Ever since Pennsylvania’s casinos introduced table games in July, the numbers have tracked up, up and away. Gross table games revenues for the month of September were $36.8m, an increase of 6.5% over August’s $34.5m. Slots did even better, taking in $186.3m, an increase of 7.8% from the same period the previous year.
Meanwhile, over in Atlantic City, which used to be able to count on busloads of Pennsylvania seniors to pad their casinos’ bottom line, the phrase ‘insult to injury’ is being bandied about.
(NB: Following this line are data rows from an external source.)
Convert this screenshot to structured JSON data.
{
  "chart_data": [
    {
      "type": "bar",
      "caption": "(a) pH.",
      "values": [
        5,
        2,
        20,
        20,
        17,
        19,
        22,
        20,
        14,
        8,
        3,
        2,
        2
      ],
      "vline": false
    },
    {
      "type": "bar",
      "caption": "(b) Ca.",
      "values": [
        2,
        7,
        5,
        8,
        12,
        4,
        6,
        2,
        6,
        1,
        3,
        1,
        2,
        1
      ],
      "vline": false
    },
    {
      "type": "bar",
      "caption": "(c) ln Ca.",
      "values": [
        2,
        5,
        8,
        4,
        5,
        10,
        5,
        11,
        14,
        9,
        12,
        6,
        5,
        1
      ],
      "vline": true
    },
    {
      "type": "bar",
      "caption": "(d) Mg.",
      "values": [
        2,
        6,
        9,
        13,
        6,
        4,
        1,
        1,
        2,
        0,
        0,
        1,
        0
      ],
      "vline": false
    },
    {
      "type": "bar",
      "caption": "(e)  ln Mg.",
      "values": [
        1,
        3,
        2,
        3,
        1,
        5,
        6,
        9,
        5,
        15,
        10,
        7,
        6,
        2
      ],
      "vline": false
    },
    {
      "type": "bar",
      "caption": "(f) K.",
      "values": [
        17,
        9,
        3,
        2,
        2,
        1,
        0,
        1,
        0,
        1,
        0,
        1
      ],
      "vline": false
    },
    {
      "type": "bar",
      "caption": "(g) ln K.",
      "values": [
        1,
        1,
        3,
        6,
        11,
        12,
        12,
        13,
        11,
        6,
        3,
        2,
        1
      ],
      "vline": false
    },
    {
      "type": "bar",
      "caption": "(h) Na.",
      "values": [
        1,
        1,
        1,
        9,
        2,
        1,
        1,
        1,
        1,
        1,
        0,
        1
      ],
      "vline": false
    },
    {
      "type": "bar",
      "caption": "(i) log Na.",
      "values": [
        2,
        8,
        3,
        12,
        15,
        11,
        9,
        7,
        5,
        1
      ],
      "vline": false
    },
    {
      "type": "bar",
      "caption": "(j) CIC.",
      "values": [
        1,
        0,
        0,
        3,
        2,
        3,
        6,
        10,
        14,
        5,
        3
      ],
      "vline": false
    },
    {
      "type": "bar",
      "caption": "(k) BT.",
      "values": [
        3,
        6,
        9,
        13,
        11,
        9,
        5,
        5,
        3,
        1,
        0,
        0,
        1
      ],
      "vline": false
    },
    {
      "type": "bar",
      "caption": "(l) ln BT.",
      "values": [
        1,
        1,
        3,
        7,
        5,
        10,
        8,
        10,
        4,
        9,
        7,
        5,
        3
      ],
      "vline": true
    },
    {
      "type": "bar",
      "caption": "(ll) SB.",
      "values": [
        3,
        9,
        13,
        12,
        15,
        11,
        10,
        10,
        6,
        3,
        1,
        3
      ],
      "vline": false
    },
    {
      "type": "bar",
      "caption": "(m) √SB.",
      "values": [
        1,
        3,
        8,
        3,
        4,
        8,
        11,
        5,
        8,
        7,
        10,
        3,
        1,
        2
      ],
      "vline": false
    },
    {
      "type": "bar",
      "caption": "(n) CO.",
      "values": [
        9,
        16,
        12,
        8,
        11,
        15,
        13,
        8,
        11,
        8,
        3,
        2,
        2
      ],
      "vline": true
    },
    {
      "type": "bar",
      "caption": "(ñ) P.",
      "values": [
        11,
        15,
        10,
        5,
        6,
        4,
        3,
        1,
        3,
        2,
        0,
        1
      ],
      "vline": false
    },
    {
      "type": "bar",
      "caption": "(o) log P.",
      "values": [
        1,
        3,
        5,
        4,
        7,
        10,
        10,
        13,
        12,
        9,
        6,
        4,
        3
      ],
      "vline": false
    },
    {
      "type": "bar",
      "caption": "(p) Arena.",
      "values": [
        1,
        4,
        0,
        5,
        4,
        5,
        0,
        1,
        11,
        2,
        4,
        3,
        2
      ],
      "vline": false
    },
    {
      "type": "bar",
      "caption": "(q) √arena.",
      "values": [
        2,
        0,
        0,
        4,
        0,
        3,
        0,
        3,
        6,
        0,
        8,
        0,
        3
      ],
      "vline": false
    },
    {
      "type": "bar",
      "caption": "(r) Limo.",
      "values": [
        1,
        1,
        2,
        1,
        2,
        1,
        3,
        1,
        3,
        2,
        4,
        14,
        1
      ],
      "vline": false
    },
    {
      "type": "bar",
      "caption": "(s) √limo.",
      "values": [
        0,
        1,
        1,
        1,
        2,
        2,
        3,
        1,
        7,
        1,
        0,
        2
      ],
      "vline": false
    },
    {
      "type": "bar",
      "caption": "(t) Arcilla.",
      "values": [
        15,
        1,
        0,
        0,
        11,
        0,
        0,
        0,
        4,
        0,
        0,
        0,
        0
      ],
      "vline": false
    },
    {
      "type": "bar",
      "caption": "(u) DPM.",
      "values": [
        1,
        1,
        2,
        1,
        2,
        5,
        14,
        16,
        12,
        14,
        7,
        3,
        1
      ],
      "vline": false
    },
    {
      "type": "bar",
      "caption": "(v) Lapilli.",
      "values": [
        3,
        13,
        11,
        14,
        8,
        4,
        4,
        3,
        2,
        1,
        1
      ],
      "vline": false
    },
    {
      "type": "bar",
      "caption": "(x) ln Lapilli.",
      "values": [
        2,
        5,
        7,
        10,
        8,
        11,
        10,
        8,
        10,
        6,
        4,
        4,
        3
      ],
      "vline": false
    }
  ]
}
New Jersey gaming regulators have announced they will be submitting three casinos – Atlantic City Hilton Casino Resort, Resorts Atlantic City and Trump Marina Hotel Casino – to ‘financial stability’ tests.
So far this year, Resorts has posted an operating loss of $10.8m, the Hilton has lost $14.2m, and the Trump Marina is down $3.7m. All three facilities are struggling under heavy debt loads. At this point, nobody’s talking about revoking these facilities’ licenses, but the Casino Control Commission wants to keep closer tabs on their finances. So will this be a stitch in time, or the precursor to bankruptcy proceedings?
As a former Commission chair observed, “My goal was to be positive… I was looking for ways to vote yes, not to shut anyone down.” That’s the spirit. After all, these casinos are good enough, they’re smart enough and doggone it, people want to bet there. At least, they did until July, after which they decided they’d rather bet in Pennsylvania.